What a comprehensive examination actually involves, and why it takes longer than five minutes
The examination starts with a medical history, not as a formality, but because systemic conditions, medications, and allergies change how we diagnose and how we treat. After that comes the extraoral examination: the lymph nodes, the temporomandibular joints, the muscles of mastication, the facial symmetry, and the skin around the mouth. Then the intraoral soft-tissue screening: every surface of the oral mucosa is systematically inspected for changes in colour, texture, or morphology that may indicate early pathology. None of this involves a drill or a treatment plan; it is data collection. Then the radiographic survey: a full-mouth series of periapical and bitewing radiographs, or a panoramic radiograph supplemented by bitewings, chosen based on the patient's clinical presentation. The systematic-review evidence on radiographic caries detection confirms that bitewing radiographs remain the most reliable tool for identifying proximal caries that visual examination alone misses [1], while the meta-analysis of early caries detection methods shows that combining visual inspection with radiographic imaging produces consistently better sensitivity than either approach used on its own [2].

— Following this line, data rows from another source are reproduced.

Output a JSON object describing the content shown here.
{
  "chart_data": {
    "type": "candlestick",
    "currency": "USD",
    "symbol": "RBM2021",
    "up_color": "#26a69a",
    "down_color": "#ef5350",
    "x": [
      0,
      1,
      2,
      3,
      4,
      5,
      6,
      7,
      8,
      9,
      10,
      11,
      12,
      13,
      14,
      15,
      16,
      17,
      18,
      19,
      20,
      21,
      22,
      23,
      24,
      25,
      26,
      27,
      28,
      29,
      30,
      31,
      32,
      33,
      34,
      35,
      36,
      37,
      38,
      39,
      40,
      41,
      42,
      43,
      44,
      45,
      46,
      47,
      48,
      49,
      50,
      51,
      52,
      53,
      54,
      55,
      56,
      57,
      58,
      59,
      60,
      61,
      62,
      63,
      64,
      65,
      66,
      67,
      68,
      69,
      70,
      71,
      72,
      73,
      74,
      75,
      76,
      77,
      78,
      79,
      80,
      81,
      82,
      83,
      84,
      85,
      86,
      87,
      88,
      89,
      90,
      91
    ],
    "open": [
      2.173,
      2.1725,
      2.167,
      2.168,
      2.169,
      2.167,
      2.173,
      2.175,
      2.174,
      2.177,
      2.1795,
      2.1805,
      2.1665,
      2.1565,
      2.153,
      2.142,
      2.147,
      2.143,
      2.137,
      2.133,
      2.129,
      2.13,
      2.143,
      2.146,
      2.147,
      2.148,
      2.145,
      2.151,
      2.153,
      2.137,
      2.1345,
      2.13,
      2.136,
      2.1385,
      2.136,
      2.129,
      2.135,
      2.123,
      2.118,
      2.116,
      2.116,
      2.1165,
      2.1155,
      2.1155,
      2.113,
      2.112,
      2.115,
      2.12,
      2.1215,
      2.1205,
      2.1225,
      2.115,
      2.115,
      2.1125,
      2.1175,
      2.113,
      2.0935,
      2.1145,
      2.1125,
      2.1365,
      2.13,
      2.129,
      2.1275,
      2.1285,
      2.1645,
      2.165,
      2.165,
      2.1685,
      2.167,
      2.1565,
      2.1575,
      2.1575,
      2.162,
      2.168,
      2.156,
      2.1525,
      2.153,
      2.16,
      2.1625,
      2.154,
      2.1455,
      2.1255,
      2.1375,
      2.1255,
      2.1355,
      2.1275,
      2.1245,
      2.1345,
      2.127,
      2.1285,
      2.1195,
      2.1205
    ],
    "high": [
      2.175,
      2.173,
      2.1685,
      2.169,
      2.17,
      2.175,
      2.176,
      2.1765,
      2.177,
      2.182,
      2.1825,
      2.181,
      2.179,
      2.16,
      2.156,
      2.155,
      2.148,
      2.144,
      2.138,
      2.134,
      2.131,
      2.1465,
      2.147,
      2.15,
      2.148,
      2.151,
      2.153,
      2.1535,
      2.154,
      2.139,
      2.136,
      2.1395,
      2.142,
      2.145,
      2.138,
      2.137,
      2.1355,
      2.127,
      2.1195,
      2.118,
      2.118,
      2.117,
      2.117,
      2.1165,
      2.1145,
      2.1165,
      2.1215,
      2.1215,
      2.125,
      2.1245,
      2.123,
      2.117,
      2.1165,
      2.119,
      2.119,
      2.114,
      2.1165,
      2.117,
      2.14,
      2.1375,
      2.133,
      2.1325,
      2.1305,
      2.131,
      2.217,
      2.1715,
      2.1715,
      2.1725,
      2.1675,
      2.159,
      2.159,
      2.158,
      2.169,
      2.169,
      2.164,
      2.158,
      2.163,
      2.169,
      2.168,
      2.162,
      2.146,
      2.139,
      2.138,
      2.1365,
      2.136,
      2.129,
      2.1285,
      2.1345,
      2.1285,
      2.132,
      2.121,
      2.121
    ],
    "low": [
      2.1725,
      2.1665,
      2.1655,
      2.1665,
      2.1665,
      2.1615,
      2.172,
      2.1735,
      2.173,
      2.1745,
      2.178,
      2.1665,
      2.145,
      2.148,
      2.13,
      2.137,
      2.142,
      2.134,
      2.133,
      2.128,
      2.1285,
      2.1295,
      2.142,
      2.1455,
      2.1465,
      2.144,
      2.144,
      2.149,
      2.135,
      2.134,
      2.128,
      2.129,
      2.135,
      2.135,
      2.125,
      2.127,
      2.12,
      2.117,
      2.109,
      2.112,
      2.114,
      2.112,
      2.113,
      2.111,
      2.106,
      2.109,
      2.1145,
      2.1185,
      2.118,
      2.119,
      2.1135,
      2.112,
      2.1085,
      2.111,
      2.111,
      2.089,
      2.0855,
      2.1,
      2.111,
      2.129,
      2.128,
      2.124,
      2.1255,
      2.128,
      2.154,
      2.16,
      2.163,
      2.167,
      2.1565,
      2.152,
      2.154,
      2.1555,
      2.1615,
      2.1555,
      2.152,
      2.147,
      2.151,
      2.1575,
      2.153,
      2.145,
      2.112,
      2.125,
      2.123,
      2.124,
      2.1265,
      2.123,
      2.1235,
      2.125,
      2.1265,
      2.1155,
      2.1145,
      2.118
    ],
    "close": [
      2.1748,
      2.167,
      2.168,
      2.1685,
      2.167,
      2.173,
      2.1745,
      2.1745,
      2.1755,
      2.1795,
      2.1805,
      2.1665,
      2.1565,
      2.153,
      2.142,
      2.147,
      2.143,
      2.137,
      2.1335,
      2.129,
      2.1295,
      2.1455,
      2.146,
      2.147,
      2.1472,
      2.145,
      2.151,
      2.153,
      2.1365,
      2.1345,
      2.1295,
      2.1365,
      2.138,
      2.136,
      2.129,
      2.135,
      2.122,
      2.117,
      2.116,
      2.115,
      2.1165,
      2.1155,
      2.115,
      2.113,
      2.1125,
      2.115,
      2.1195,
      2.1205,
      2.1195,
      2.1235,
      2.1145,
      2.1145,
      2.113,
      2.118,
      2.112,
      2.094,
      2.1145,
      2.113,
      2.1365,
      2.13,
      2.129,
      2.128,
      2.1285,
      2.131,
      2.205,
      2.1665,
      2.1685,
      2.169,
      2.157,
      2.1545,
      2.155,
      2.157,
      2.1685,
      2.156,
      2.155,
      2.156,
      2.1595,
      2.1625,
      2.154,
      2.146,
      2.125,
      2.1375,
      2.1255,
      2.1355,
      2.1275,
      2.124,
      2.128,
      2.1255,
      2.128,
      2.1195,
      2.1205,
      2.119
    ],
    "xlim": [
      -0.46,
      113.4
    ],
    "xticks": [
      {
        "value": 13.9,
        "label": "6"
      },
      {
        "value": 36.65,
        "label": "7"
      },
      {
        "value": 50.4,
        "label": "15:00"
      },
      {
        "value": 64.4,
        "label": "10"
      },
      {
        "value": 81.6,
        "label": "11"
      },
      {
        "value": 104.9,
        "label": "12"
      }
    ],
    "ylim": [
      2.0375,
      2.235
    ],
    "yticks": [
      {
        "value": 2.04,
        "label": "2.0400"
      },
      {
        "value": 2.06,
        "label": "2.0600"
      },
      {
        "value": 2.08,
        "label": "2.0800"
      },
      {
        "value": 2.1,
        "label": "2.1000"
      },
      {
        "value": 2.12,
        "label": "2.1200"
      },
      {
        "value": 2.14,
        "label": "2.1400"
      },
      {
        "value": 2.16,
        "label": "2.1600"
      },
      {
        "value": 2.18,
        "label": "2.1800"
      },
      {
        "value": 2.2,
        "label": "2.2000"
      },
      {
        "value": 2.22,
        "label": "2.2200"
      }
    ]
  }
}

After the radiographs comes the periodontal charting: six probing measurements per tooth, recorded systematically, producing a full map of the attachment levels and pocket depths throughout the mouth. This is not an optional extra; it is what the current periodontal classification system, the staging and grading framework published by the 2017 World Workshop on Periodontal and Peri-Implant Diseases, requires for a diagnosis to be made at all [3]. Without this data, the clinician cannot distinguish between early gingivitis that needs only better home care and advanced periodontitis that needs active treatment immediately. We also take a full set of intraoral photographs, at minimum, retracted frontal, left and right lateral, upper and lower occlusal views, because photographs are the only record that captures colour, texture, and spatial relationships in a way that written notes and radiographs cannot. The whole process takes time, and we do not apologise for that. The alternative is to skip the data and start guessing, and guessing is not conservative dentistry.